Britain had been paying about £1 billion as incapacity benefit to drug addicts and alcoholics who have been claiming these sickness benefits for more than a decade.
The Department for Work and Pensions revealed that 80,000 people had been claiming incapacity benefit for being an alcoholic, a drug addict or for obesity. 12,000 alcoholics and 9,200 drug addicts among these had been walking away with this benefit for more than ten years. It works out that each individual had been able to get away with an average of £4,700 a year.
The Prime minister, David Cameron has said, "I think a lot of people who pay their taxes and work hard will think: 'That's not what I pay my taxes for. I pay my taxes for people who are incapacitated through no fault of their own.'"
Ministers have expressed their anger that claimants, instead of being helped to overcome their issues and to get back to work, have been shrugged off to become dependent on incapacity benefits [IB]. The Department for Work and Pensions plan to examine all claimants of IB and reassess their capacity to work and the assistance needed to get them employed again.

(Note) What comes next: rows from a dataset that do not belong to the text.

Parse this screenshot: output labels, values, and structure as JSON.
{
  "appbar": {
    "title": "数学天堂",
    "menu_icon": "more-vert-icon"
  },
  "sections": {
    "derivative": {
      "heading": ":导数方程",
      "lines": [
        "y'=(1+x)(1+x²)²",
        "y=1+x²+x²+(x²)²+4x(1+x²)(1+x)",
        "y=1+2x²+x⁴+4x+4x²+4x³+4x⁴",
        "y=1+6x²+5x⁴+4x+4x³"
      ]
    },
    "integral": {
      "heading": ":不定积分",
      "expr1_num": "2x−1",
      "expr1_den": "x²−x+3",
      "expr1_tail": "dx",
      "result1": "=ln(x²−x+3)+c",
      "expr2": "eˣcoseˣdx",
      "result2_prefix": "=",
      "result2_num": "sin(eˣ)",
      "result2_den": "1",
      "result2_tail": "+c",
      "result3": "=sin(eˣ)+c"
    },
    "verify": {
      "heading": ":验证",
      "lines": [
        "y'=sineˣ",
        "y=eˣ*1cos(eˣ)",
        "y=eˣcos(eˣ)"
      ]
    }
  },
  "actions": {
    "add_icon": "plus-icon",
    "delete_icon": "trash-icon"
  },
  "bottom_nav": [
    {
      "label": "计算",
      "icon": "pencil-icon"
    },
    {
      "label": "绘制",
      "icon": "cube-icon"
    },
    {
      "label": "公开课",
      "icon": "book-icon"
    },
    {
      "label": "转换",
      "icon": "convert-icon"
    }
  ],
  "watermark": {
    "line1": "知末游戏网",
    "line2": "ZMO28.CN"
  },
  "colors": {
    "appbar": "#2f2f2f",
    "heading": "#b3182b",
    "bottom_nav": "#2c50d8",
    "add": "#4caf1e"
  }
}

The new Work Programme beginning this summer, described by Iain Duncan Smith, the Work and Pensions Secretary, as the biggest "welfare to work" programme, has the support of private and voluntary sector organisations that will be actively involved in getting people back to work.
Chris Grayling, the employment minister, states, "It's not fair on anyone for this situation to continue. Far from being the safety net it should be, the benefits system has trapped thousands in a cycle of addiction and welfare dependency with no prospect of getting back to work."